Henry Greely, a Stanford law professor and ethicist who has reviewed proposals to create human-mouse chimeras, said the work looked "interesting, good and ethical" by current standards.

Stem cell therapies "will only work if the transplanted cells will make those connections," Greely said, "and there's no better place to test that but in an animal model."

In painstaking surgeries conducted on a small, heated operating platform, Gage and his co-workers, including Alysson R. Muotri and Kinichi Nakashima, partially removed 14-day-old mouse fetuses from the womb, being careful not to disrupt the placenta that provides maternal nourishment.
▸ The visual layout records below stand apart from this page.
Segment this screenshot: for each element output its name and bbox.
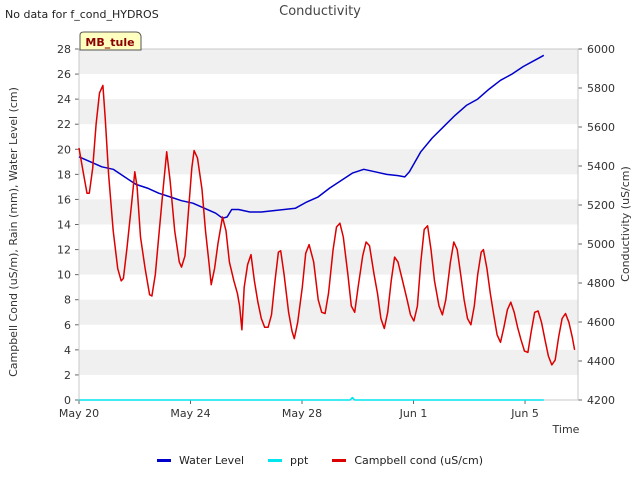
x-tick-label: Jun 1 (399, 407, 428, 420)
legend-item: Campbell cond (uS/cm) (332, 454, 483, 467)
y-right-tick-label: 5800 (587, 82, 615, 95)
y-right-tick-label: 4800 (587, 277, 615, 290)
y-left-tick-label: 8 (64, 294, 71, 307)
y-left-tick-label: 4 (64, 344, 71, 357)
x-tick-label: May 28 (282, 407, 322, 420)
grid-band (79, 299, 578, 325)
y-right-tick-label: 5200 (587, 199, 615, 212)
legend-label: Campbell cond (uS/cm) (354, 454, 484, 467)
x-axis-label: Time (552, 423, 580, 436)
grid-band (79, 149, 578, 175)
chart-title: Conductivity (279, 4, 361, 19)
series-line-campbell-cond-us-cm (78, 84, 576, 366)
series-group (78, 54, 576, 401)
legend-swatch (268, 459, 283, 462)
axis-ticks: 0246810121416182022242628420044004600480… (57, 43, 615, 420)
y-left-tick-label: 28 (57, 43, 71, 56)
y-right-tick-label: 6000 (587, 43, 615, 56)
legend-label: ppt (290, 454, 309, 467)
y-right-tick-label: 5400 (587, 160, 615, 173)
y-left-tick-label: 12 (57, 244, 71, 257)
y-axis-right-label: Conductivity (uS/cm) (619, 166, 632, 282)
no-data-note: No data for f_cond_HYDROS (5, 8, 159, 21)
grid-band (79, 99, 578, 125)
y-right-tick-label: 4200 (587, 394, 615, 407)
y-left-tick-label: 10 (57, 269, 71, 282)
legend-swatch (332, 459, 347, 462)
y-left-tick-label: 24 (57, 93, 71, 106)
grid-band (79, 349, 578, 375)
y-right-tick-label: 5000 (587, 238, 615, 251)
y-left-tick-label: 14 (57, 219, 71, 232)
y-left-tick-label: 22 (57, 118, 71, 131)
legend-label: Water Level (178, 454, 245, 467)
grid-band (79, 249, 578, 275)
x-tick-label: May 20 (59, 407, 99, 420)
legend-item: ppt (268, 454, 308, 467)
y-left-tick-label: 26 (57, 68, 71, 81)
x-tick-label: May 24 (170, 407, 210, 420)
y-left-tick-label: 16 (57, 193, 71, 206)
y-left-tick-label: 0 (64, 394, 71, 407)
site-badge: MB_tule (79, 31, 142, 51)
series-line-water-level (78, 54, 545, 219)
y-axis-left-label: Campbell Cond (uS/m), Rain (mm), Water L… (7, 87, 20, 377)
grid-band (79, 49, 578, 75)
badge-shape (79, 31, 142, 51)
series-line-ppt (79, 396, 544, 401)
y-left-tick-label: 20 (57, 143, 71, 156)
y-left-tick-label: 2 (64, 369, 71, 382)
legend-item: Water Level (156, 454, 245, 467)
legend-swatch (156, 459, 171, 462)
y-left-tick-label: 18 (57, 168, 71, 181)
legend: Water Level ppt Campbell cond (uS/cm) (0, 454, 640, 467)
y-right-tick-label: 4400 (587, 355, 615, 368)
y-right-tick-label: 5600 (587, 121, 615, 134)
grid-band (79, 199, 578, 225)
y-left-tick-label: 6 (64, 319, 71, 332)
background-bands (79, 49, 578, 375)
x-tick-label: Jun 5 (510, 407, 539, 420)
badge-label: MB_tule (85, 36, 134, 49)
y-right-tick-label: 4600 (587, 316, 615, 329)
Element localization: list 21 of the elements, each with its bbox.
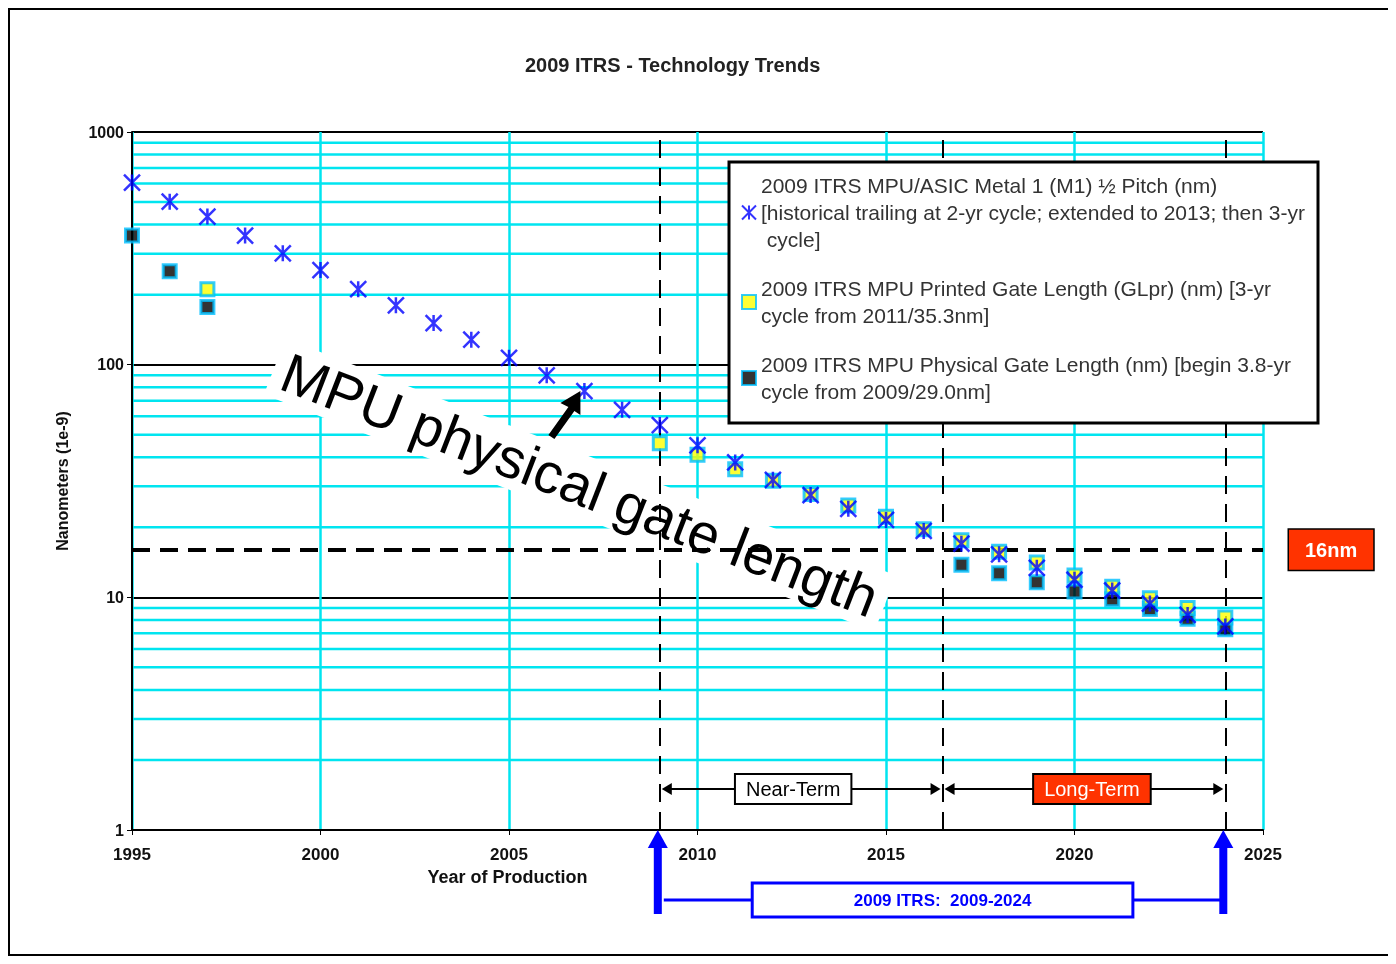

After injecting the human stem cells into curved cavities of the brain called the lateral ventricles, they tucked the pups back in for their last week of development.

The human cells, taken from days-old human embryos by a San Diego company, CyThera Inc., had been engineered to emit a green fluorescence. That helped them stand out against the mouse cells when the animals' brains were later analyzed under the microscope.

Although embryonic stem cells have sometimes turned into tumors in other experiments, no such growths developed, Gage said. Nor were they rejected by the mice's immune systems, perhaps because they were injected so early that they were perceived as "self" rather than "other."

The cells migrated into the forebrain, where they grew only to the size of mouse neurons. Most extraordinary, Gage said, was that they connected to others and were firing -- though it is still unclear if they fire in electrical patterns typical of mouse or human cells.

One possible application, Gage said, would be to place healthy human cells in the brains of mice that have versions of human neuronal diseases, such Alzheimer's, Lou Gehrig's or Parkinson's, and see how the neurons fare.

That experiment might reveal whether those diseases have their roots elsewhere and subsequently affect neurons, or whether they emerge directly from ill neurons, in which case the human cells would remain unaffected.